Un questions-réponses réalisé avec Frédéric Ojardias, en direct de Séoul, en Corée du Sud

Censure
Censure © Umberto Lopez

C'est un programme de radio, largement relayé sur internet, qui s’appelle « Je suis une fouine » et connaît un grand succès dans le pays. Très critique vis-à-vis du parti au pouvoir, il est devenu en quelques mois un must. Qu’est-ce donc que ce « je suis une fouine » ?

Son concept est très simple : une fois par semaine, quatre commentateurs se réunissent pour discuter de l’actualité politique sud-coréenne. Ils attaquent les politiciens -et notamment le président conservateur- avec un mordant, une ironie et un manque de respect auquel les Coréens ne sont pas du tout habitués.

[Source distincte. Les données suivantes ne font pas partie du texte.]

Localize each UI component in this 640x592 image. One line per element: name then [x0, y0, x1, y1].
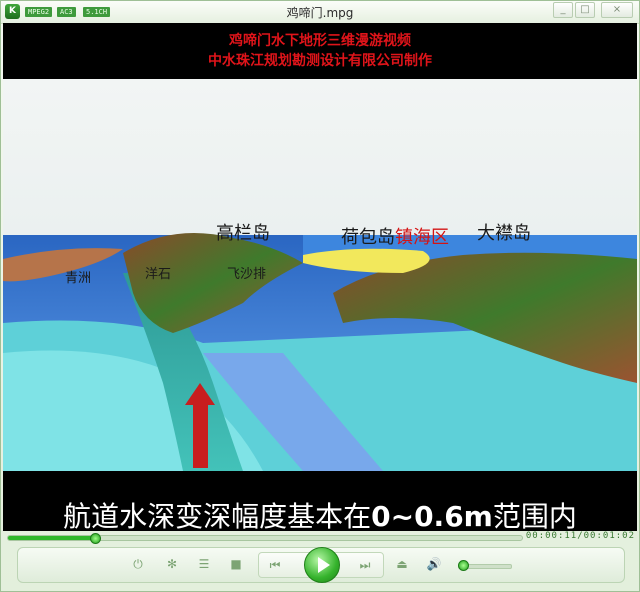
- place-label-feiyi: 飞沙排: [227, 267, 267, 282]
- minimize-button[interactable]: _: [553, 2, 573, 18]
- video-area[interactable]: 鸡啼门水下地形三维漫游视频 中水珠江规划勘测设计有限公司制作 高栏岛 荷包岛 镇…: [3, 23, 637, 531]
- video-frame-scene: [3, 79, 637, 471]
- window-title: 鸡啼门.mpg: [286, 6, 354, 20]
- subtitle-range: 0~0.6m: [371, 500, 493, 531]
- subtitle-prefix: 航道水深变深幅度基本在: [63, 500, 372, 531]
- top-caption-line-1: 鸡啼门水下地形三维漫游视频: [229, 33, 411, 49]
- place-label-hebao: 荷包岛: [341, 227, 395, 248]
- next-icon[interactable]: ⏭: [357, 557, 373, 573]
- place-label-gaolan: 高栏岛: [216, 223, 270, 244]
- restore-button[interactable]: □: [575, 2, 595, 18]
- place-label-qingzhou: 青洲: [65, 271, 92, 286]
- seek-bar[interactable]: [7, 533, 523, 544]
- eject-icon[interactable]: ⏏: [394, 556, 410, 572]
- seek-progress-fill: [8, 536, 96, 540]
- player-window: K MPEG2 AC3 5.1CH 鸡啼门.mpg _ □ × 鸡啼门水下地形三…: [0, 0, 640, 592]
- time-readout: 00:00:11/00:01:02: [525, 531, 635, 541]
- bottom-subtitle: 航道水深变深幅度基本在0~0.6m范围内: [3, 495, 637, 531]
- settings-icon[interactable]: ✻: [164, 556, 180, 572]
- seek-handle[interactable]: [90, 533, 102, 544]
- place-label-jinhai: 镇海区: [395, 227, 449, 248]
- prev-icon[interactable]: ⏮: [267, 557, 283, 573]
- power-icon[interactable]: ⏻: [130, 556, 146, 572]
- place-label-dajin: 大襟岛: [477, 223, 531, 244]
- control-bar: ⏻ ✻ ☰ ■ ⏮ ⏭ ⏏ 🔊: [17, 547, 625, 583]
- playlist-icon[interactable]: ☰: [196, 556, 212, 572]
- top-caption-line-2: 中水珠江规划勘测设计有限公司制作: [208, 53, 432, 69]
- close-button[interactable]: ×: [601, 2, 633, 18]
- place-label-shishi: 洋石: [145, 267, 172, 282]
- stop-icon[interactable]: ■: [228, 556, 244, 572]
- title-bar[interactable]: K MPEG2 AC3 5.1CH 鸡啼门.mpg _ □ ×: [1, 1, 639, 24]
- volume-icon[interactable]: 🔊: [426, 556, 442, 572]
- play-button[interactable]: [304, 547, 340, 583]
- subtitle-suffix: 范围内: [492, 500, 577, 531]
- seek-bar-row: 00:00:11/00:01:02: [1, 531, 640, 545]
- volume-handle[interactable]: [458, 560, 470, 571]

Il faut dire que le paysage médiatique ici est en majorité constitué de médias conservateurs, plutôt timorés contrôlés de près et les Coréens n’ont pas du tout l’habitude de cette liberté de ton et de l’utilisation de la satire. Le succès du podcast a donc été foudroyant. Non seulement les quatre complices qui animent l’émission multiplient des blagues et des moqueries souvent très drôles, mais en plus, ils n’hésitent pas à sortir des révélations très gênantes pour le pouvoir en place, des révélations qui sont ensuite reprises par les autres médias.

  • Ce podcast sorti de nulle part a donc aujourd’hui une influence considérable

Tout à fait. Rien que sur la plateforme iTunes, chaque émission est téléchargée par deux millions de personnes et on estime l’audience totale à six millions. La Corée du Sud est considérée comme le pays le plus connecté au monde et les jeunes Coréens à la recherche d’un contre-pouvoir médiatique se tournent tout naturellement vers Internet.

Pour vous donner un exemple de l’influence de ce podcast, lors des récentes élections municipales à Séoul, c’est un personnage très improbable qui a été élu, un avocat militant des Droits de l’Homme qui était un novice absolu en politique. Il a pourtant réussi à battre la candidate de la majorité, qui elle n’avait pas été épargnée par les attaques de la fouine.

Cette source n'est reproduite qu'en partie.